Resident Evil

Andrew Dabb é o mais recente responsável pela adaptação para série televisiva desta franquia da CAPCOM. Ao longo de oito episódios acompanhamos Albert Wesker e as suas duas filhas, Jade e Billie, numa abordagem diferente mas que sinceramente não me convenceu.

A narrativa mostra-nos um futuro apocalíptico, em que os zombies infestaram a maior parte do planeta. Jade Wesker converteu-se uma cientista e acredita que é possível controlar o T-Vírus, recorrendo a tácticas menos ortodoxas. Resident Evil usa e abusa de flashbacks, com constantes alternâncias entre o passado e o presente, no sentido de criar um cronograma temporal dos eventos que levam ao colapso total da Humanidade.

Os episódios focam-se maioritariamente  na vida escolar das filhas de Wesker, que lentamente vão descobrindo o passado oculto de Albert. Sem colocar spoilers, preparem-se para alguns momentos absurdos e que irão irritar os fãs da franquia, sobretudo no que diz respeito à liberdade criativa que os argumentistas utilizaram nesta adaptação.

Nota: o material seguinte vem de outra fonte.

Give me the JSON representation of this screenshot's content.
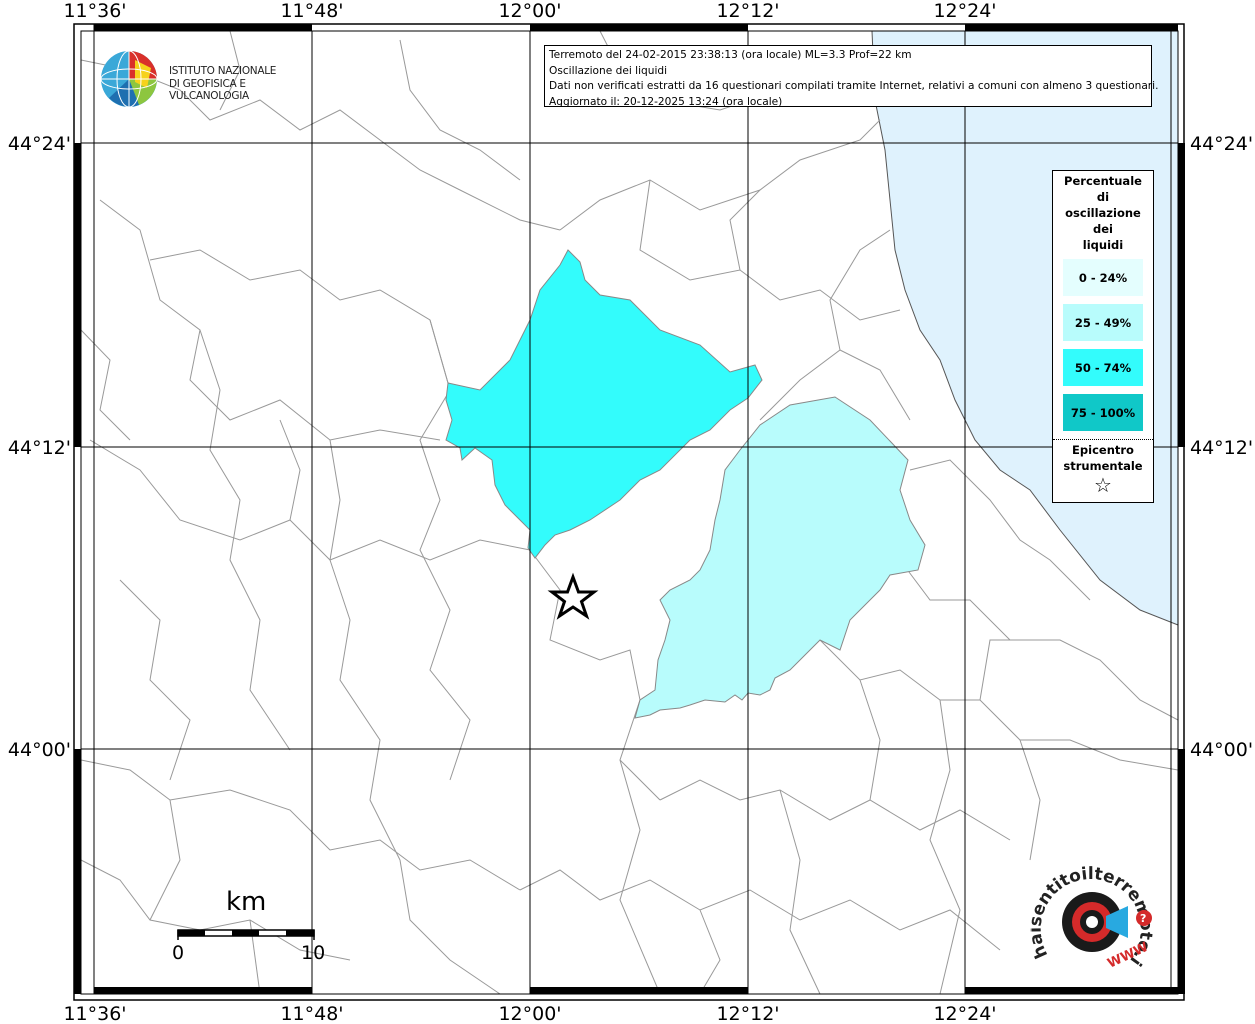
{
  "header": {
    "line1": "Terremoto del 24-02-2015 23:38:13 (ora locale) ML=3.3 Prof=22 km",
    "line2": "Oscillazione dei liquidi",
    "line3": "Dati non verificati estratti da 16 questionari compilati tramite Internet, relativi a comuni con almeno 3 questionari.",
    "line4": "Aggiornato il: 20-12-2025 13:24 (ora locale)"
  },
  "logo": {
    "line1": "ISTITUTO NAZIONALE",
    "line2": "DI GEOFISICA E VULCANOLOGIA"
  },
  "axes": {
    "top_labels": [
      "11°36'",
      "11°48'",
      "12°00'",
      "12°12'",
      "12°24'"
    ],
    "bottom_labels": [
      "11°36'",
      "11°48'",
      "12°00'",
      "12°12'",
      "12°24'"
    ],
    "left_labels": [
      "44°24'",
      "44°12'",
      "44°00'"
    ],
    "right_labels": [
      "44°24'",
      "44°12'",
      "44°00'"
    ]
  },
  "legend": {
    "title_lines": [
      "Percentuale",
      "di",
      "oscillazione",
      "dei",
      "liquidi"
    ],
    "classes": [
      {
        "label": "0 - 24%",
        "color": "#e4fefe"
      },
      {
        "label": "25 - 49%",
        "color": "#b8fcfc"
      },
      {
        "label": "50 - 74%",
        "color": "#33fcfc"
      },
      {
        "label": "75 - 100%",
        "color": "#10c8c8"
      }
    ],
    "epicenter_lines": [
      "Epicentro",
      "strumentale"
    ],
    "epicenter_symbol": "☆"
  },
  "scale": {
    "unit": "km",
    "min": "0",
    "max": "10"
  },
  "badge": {
    "text": "haisentitoilterremoto.it",
    "www": "WWW"
  },
  "colors": {
    "sea": "#dff2fd",
    "border": "#999999",
    "frame": "#000000"
  }
}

Contem igualmente com várias cenas de ação, que vão conferindo alguma dinâmica a uma narrativa fraca e que pouco acrescenta ao universo Resident Evil. A fraca receptividade deste projeto da Netflix poderá inviabilizar uma segunda temporada, que sugere a introdução de Ada Wong na história.

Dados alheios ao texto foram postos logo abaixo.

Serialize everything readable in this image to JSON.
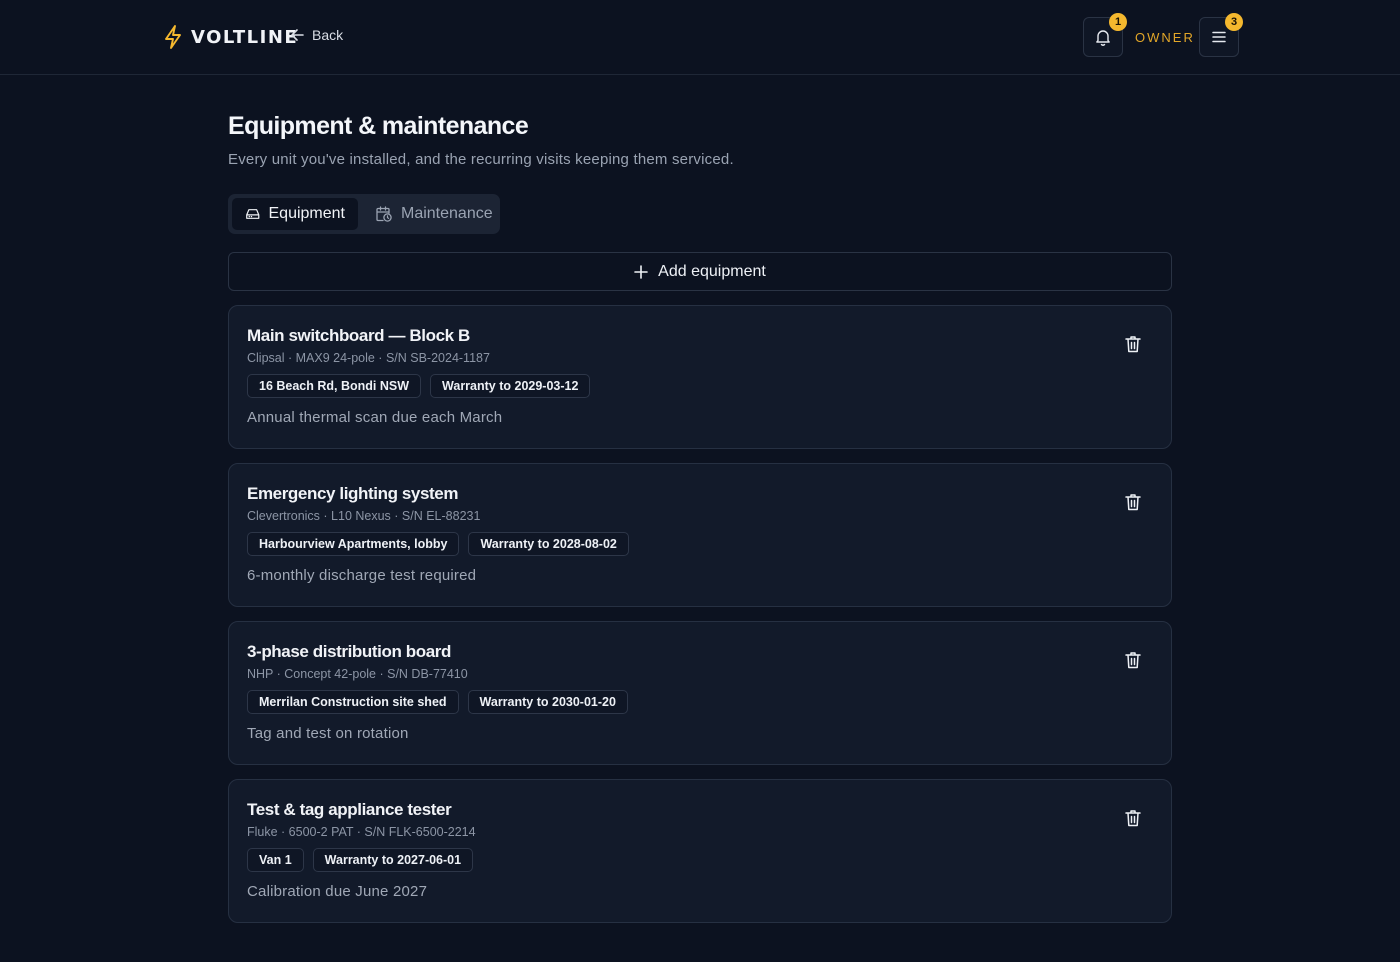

No global, não consigo recomendar este projeto e acredito que os fãs hardcore desta franquia possam nutrir um ódio de estimação muito especial por esta abordagem deveras invulgar.

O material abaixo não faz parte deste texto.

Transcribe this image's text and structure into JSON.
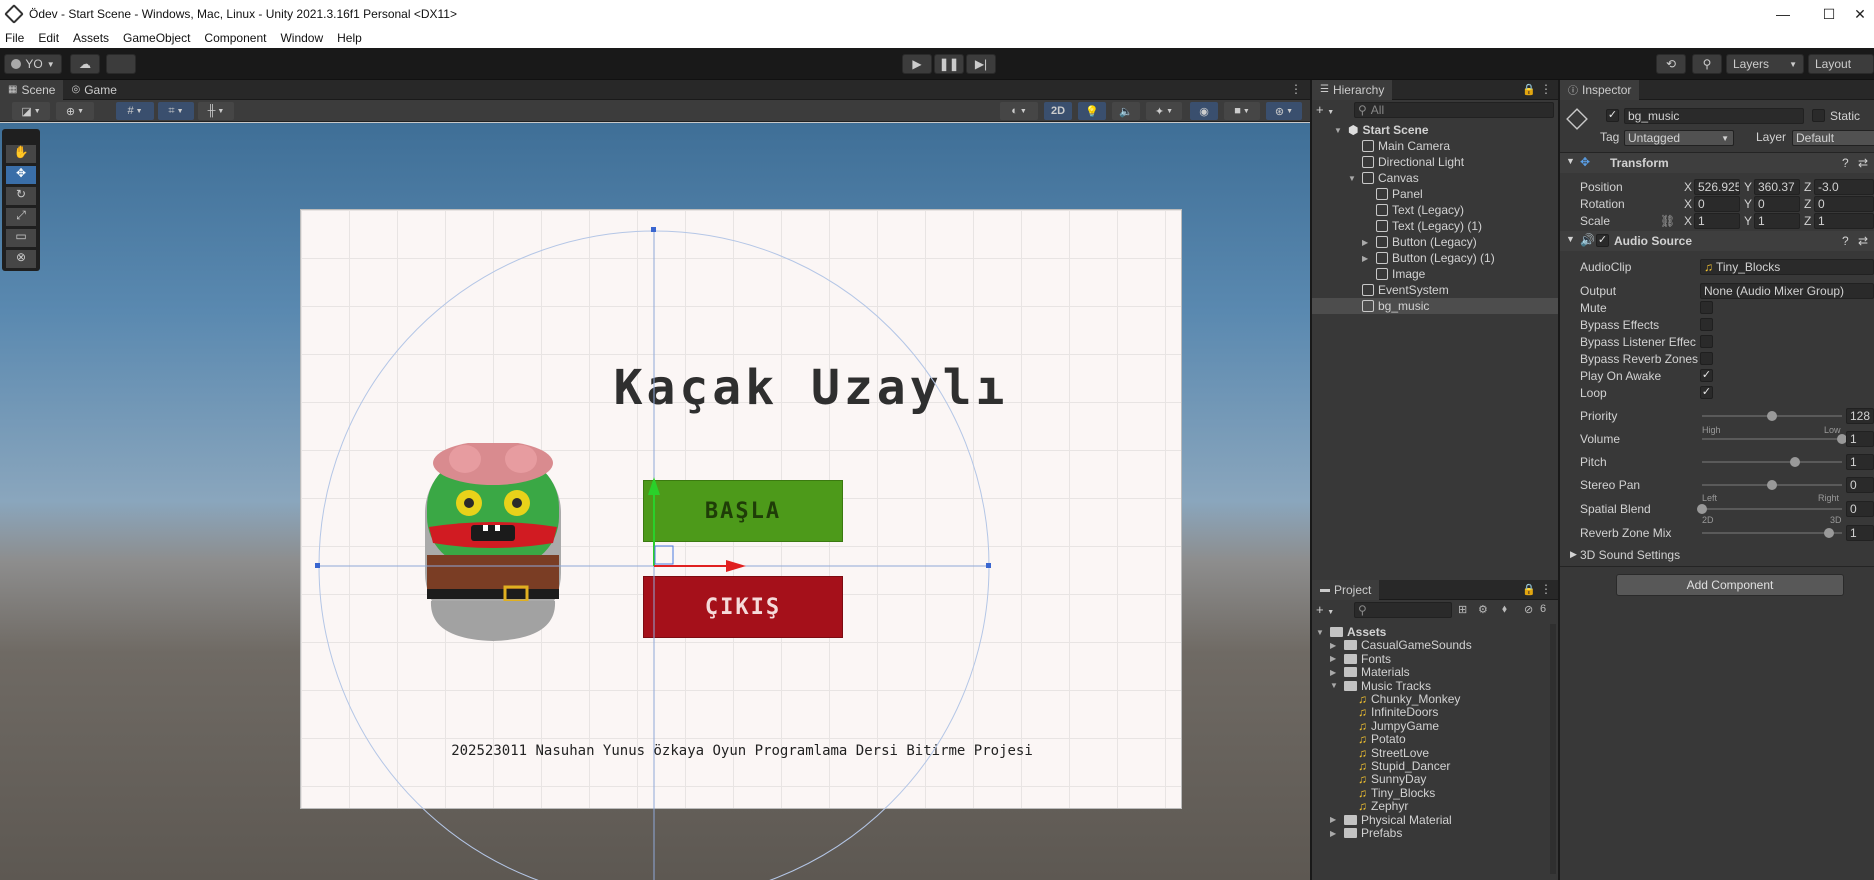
{
  "window": {
    "title": "Ödev - Start Scene - Windows, Mac, Linux - Unity 2021.3.16f1 Personal <DX11>"
  },
  "menu": [
    "File",
    "Edit",
    "Assets",
    "GameObject",
    "Component",
    "Window",
    "Help"
  ],
  "toolbar": {
    "account": "YO",
    "layers": "Layers",
    "layout": "Layout"
  },
  "tabs": {
    "scene": "Scene",
    "game": "Game",
    "hierarchy": "Hierarchy",
    "inspector": "Inspector",
    "project": "Project"
  },
  "scene_toolbar": {
    "mode_2d": "2D"
  },
  "game_ui": {
    "title": "Kaçak Uzaylı",
    "start_button": "BAŞLA",
    "exit_button": "ÇIKIŞ",
    "footer": "202523011 Nasuhan Yunus özkaya Oyun Programlama Dersi Bitirme Projesi"
  },
  "hierarchy": {
    "search_placeholder": "All",
    "items": [
      {
        "label": "Start Scene",
        "depth": 0,
        "kind": "scene",
        "expanded": true
      },
      {
        "label": "Main Camera",
        "depth": 1,
        "kind": "object"
      },
      {
        "label": "Directional Light",
        "depth": 1,
        "kind": "object"
      },
      {
        "label": "Canvas",
        "depth": 1,
        "kind": "object",
        "expanded": true
      },
      {
        "label": "Panel",
        "depth": 2,
        "kind": "object"
      },
      {
        "label": "Text (Legacy)",
        "depth": 2,
        "kind": "object"
      },
      {
        "label": "Text (Legacy) (1)",
        "depth": 2,
        "kind": "object"
      },
      {
        "label": "Button (Legacy)",
        "depth": 2,
        "kind": "object",
        "collapsed": true
      },
      {
        "label": "Button (Legacy) (1)",
        "depth": 2,
        "kind": "object",
        "collapsed": true
      },
      {
        "label": "Image",
        "depth": 2,
        "kind": "object"
      },
      {
        "label": "EventSystem",
        "depth": 1,
        "kind": "object"
      },
      {
        "label": "bg_music",
        "depth": 1,
        "kind": "object",
        "selected": true
      }
    ]
  },
  "project": {
    "hidden_count": "6",
    "items": [
      {
        "label": "Assets",
        "depth": 0,
        "kind": "folder",
        "expanded": true
      },
      {
        "label": "CasualGameSounds",
        "depth": 1,
        "kind": "folder"
      },
      {
        "label": "Fonts",
        "depth": 1,
        "kind": "folder"
      },
      {
        "label": "Materials",
        "depth": 1,
        "kind": "folder"
      },
      {
        "label": "Music Tracks",
        "depth": 1,
        "kind": "folder",
        "expanded": true
      },
      {
        "label": "Chunky_Monkey",
        "depth": 2,
        "kind": "audio"
      },
      {
        "label": "InfiniteDoors",
        "depth": 2,
        "kind": "audio"
      },
      {
        "label": "JumpyGame",
        "depth": 2,
        "kind": "audio"
      },
      {
        "label": "Potato",
        "depth": 2,
        "kind": "audio"
      },
      {
        "label": "StreetLove",
        "depth": 2,
        "kind": "audio"
      },
      {
        "label": "Stupid_Dancer",
        "depth": 2,
        "kind": "audio"
      },
      {
        "label": "SunnyDay",
        "depth": 2,
        "kind": "audio"
      },
      {
        "label": "Tiny_Blocks",
        "depth": 2,
        "kind": "audio"
      },
      {
        "label": "Zephyr",
        "depth": 2,
        "kind": "audio"
      },
      {
        "label": "Physical Material",
        "depth": 1,
        "kind": "folder"
      },
      {
        "label": "Prefabs",
        "depth": 1,
        "kind": "folder"
      }
    ]
  },
  "inspector": {
    "object_name": "bg_music",
    "static_label": "Static",
    "tag_label": "Tag",
    "tag_value": "Untagged",
    "layer_label": "Layer",
    "layer_value": "Default",
    "transform": {
      "title": "Transform",
      "position": {
        "label": "Position",
        "x": "526.925",
        "y": "360.37",
        "z": "-3.0"
      },
      "rotation": {
        "label": "Rotation",
        "x": "0",
        "y": "0",
        "z": "0"
      },
      "scale": {
        "label": "Scale",
        "x": "1",
        "y": "1",
        "z": "1"
      }
    },
    "audio_source": {
      "title": "Audio Source",
      "audioclip_label": "AudioClip",
      "audioclip_value": "Tiny_Blocks",
      "output_label": "Output",
      "output_value": "None (Audio Mixer Group)",
      "mute": {
        "label": "Mute",
        "checked": false
      },
      "bypass_effects": {
        "label": "Bypass Effects",
        "checked": false
      },
      "bypass_listener": {
        "label": "Bypass Listener Effec",
        "checked": false
      },
      "bypass_reverb": {
        "label": "Bypass Reverb Zones",
        "checked": false
      },
      "play_on_awake": {
        "label": "Play On Awake",
        "checked": true
      },
      "loop": {
        "label": "Loop",
        "checked": true
      },
      "priority": {
        "label": "Priority",
        "value": "128",
        "fraction": 0.5,
        "left": "High",
        "right": "Low"
      },
      "volume": {
        "label": "Volume",
        "value": "1",
        "fraction": 1.0
      },
      "pitch": {
        "label": "Pitch",
        "value": "1",
        "fraction": 0.667
      },
      "stereo_pan": {
        "label": "Stereo Pan",
        "value": "0",
        "fraction": 0.5,
        "left": "Left",
        "right": "Right"
      },
      "spatial_blend": {
        "label": "Spatial Blend",
        "value": "0",
        "fraction": 0.0,
        "left": "2D",
        "right": "3D"
      },
      "reverb_zone_mix": {
        "label": "Reverb Zone Mix",
        "value": "1",
        "fraction": 0.909
      },
      "sound_settings": "3D Sound Settings"
    },
    "add_component": "Add Component"
  }
}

Mobile Suit Gundam Hathaway

O ano é de U.C.0105 e a narrativa arranca a bordo da Haunzen, que está a caminho da Terra, com inúmeros membros do Governo a bordo. Passaram doze anos desde os eventos de Char’s Adventure, e uma organização anti-federação denominada Mafty começa a ganhar tração junto da população. O seu líder é o misterioso Mafty Navue Erin, cuja aparência é desconhecida.

O primeiro acto apresenta as personagens principais, mais concretamente Hathaway Noa, filho de Bright Noa, o Capitão Kenneth Sleg e Gigi Andalucia. Vamos acompanhar a estranha relação desde triângulo, que está repleto de segredos e mistério. A identidade de Mafty Navue Erin é relevada no início do segundo acto, que incorpora várias cenas de ação e tenta justificar a posição defendida pela Federação, assim como a dos rebeldes.

Gosto particularmente da relação entre Gigi Andalucia e Hathaway, que combina sensualidade e desconfiança, conferindo uma dinâmica muito interessante. As cenas de ação ficam reservadas para as batalhas entre Mafty Erin e Gawman estão bem conseguidas e são fundamentais para quebrar um pouco a densidade da narrativa, que tem muitas referências aos filmes anteriores.

Como habitualmente, não vou colocar spoilers mas diria que Mobile Suit Gundam Hathaway é um filme necessário para quem é fã dos originais. Apesar de ser um projeto recente e ter um estilo de animação diferente, acaba por complementar a saga e é, na minha opinião, uma experiência agradável.